To keep an eye on DBAT usage for a DB2 subsystem, periodically issue the command -DISPLAY DDF DETAIL. In the output of that command you'll see a field, labeled QUEDBAT, that shows the number of times (since the DB2 subsystem was last started) that requests were delayed because the MAXDBAT limit had been reached. If the value of this field is non-zero, consider increasing MAXDBAT for the subsystem. You might also want to look at the value of the field DSCDBAT in the output of the -DISPLAY DDF DETAIL command. This value shows you the current number of DBATs in the pool for the subsystem. As I've pointed out, maintaining the "depth" of the DBAT pool as high-performance DBAT functionality is put to use might require increasing MAXDBAT for your DB2 subsystem.

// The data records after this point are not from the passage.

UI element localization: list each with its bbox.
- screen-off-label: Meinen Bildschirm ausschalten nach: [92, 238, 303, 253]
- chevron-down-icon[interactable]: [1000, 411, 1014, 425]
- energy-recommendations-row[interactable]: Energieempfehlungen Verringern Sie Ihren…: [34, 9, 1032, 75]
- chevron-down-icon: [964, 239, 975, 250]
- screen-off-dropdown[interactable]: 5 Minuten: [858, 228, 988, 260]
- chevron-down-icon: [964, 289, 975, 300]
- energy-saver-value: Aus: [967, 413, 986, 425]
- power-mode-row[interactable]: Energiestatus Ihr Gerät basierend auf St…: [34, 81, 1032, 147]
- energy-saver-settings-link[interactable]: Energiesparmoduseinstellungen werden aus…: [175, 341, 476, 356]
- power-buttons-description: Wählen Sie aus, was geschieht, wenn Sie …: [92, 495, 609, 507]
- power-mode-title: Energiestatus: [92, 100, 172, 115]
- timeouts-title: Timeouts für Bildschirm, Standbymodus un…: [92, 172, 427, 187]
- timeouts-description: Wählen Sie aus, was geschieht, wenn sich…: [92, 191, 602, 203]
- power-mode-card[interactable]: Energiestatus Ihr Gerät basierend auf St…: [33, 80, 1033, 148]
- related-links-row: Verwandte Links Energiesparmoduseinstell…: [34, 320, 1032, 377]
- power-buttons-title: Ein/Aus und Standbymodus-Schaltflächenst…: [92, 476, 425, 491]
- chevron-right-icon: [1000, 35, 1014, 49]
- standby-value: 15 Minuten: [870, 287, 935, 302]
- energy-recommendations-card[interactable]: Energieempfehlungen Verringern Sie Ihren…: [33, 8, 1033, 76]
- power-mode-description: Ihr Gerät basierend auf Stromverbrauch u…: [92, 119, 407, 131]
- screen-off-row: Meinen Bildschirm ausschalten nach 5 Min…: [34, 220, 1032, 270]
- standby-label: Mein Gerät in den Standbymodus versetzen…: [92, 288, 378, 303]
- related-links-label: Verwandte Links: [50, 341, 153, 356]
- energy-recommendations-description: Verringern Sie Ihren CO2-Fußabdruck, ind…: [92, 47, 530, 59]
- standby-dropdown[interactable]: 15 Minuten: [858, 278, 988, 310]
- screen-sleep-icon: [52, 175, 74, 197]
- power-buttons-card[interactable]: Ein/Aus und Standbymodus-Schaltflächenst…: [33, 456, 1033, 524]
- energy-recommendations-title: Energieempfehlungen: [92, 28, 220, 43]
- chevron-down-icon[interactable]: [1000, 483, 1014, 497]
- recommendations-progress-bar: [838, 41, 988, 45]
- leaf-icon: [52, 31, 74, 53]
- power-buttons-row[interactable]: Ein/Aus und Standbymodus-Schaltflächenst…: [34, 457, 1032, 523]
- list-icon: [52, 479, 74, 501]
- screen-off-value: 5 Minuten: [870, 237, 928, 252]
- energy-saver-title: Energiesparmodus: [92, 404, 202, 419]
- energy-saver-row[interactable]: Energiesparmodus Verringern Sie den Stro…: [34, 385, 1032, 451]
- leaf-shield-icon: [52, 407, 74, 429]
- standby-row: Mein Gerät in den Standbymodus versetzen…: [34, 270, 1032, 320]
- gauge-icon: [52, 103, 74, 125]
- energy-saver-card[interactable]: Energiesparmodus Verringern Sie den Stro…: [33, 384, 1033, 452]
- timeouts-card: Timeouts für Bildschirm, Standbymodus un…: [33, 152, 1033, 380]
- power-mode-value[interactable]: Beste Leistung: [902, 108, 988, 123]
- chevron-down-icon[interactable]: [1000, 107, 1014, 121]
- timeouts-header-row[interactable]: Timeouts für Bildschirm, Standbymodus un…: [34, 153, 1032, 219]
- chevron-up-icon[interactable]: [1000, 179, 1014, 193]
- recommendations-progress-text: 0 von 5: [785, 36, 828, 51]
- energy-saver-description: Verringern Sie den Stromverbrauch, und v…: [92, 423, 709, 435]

DDF activity can also be tracked by way of your DB2 monitor. I particularly like to use a DB2 monitor-generated Statistics Long Report to see if the connection limit for a DB2 subsystem (specified via the CONDBAT parameter in ZPARM) is sufficiently high. In the section of the report under the heading "Global DDF Activity," I'll check the value of the field labeled CONN REJECTED-MAX CONNECTED (or something similar -- fields in reports generated by different DB2 monitors might be labeled somewhat differently). A non-zero value in this field is an indication that the CONDBAT limit has been hit, and in that case you'd probably want to set CONDBAT to a larger number to allow more connections to the DB2 subsystem.

So there you go. Using high-performance DBATs can improve the CPU efficiency of your DB2 for z/OS client-server workload, but if you do leverage high-performance DBAT functionality then you might need to boost the DBAT limit for your DB2 subsystem in order to maintain the depth of your DBAT pool, because as high-performance DBATs increase in number, pooled DBATs decrease in number (unless you've upped your MAXDBAT value to compensate for this effect). Boosting MAXDBAT in a DB2 10 (or 11) environment is OK, as thread-related virtual storage in such an environment is almost entirely above the 2 GB "bar" in the DBM1 address space (assuming that packages have been bound or rebound with DB2 at the Version 10 or 11 level). Of course, you need real storage to back virtual storage, so if you increase the MAXDBAT value keep an eye on the z/OS LPAR's demand paging rate and make sure that this doesn't get out of hand (if the demand paging rate is in the low single digits or less per second, it's not out of hand).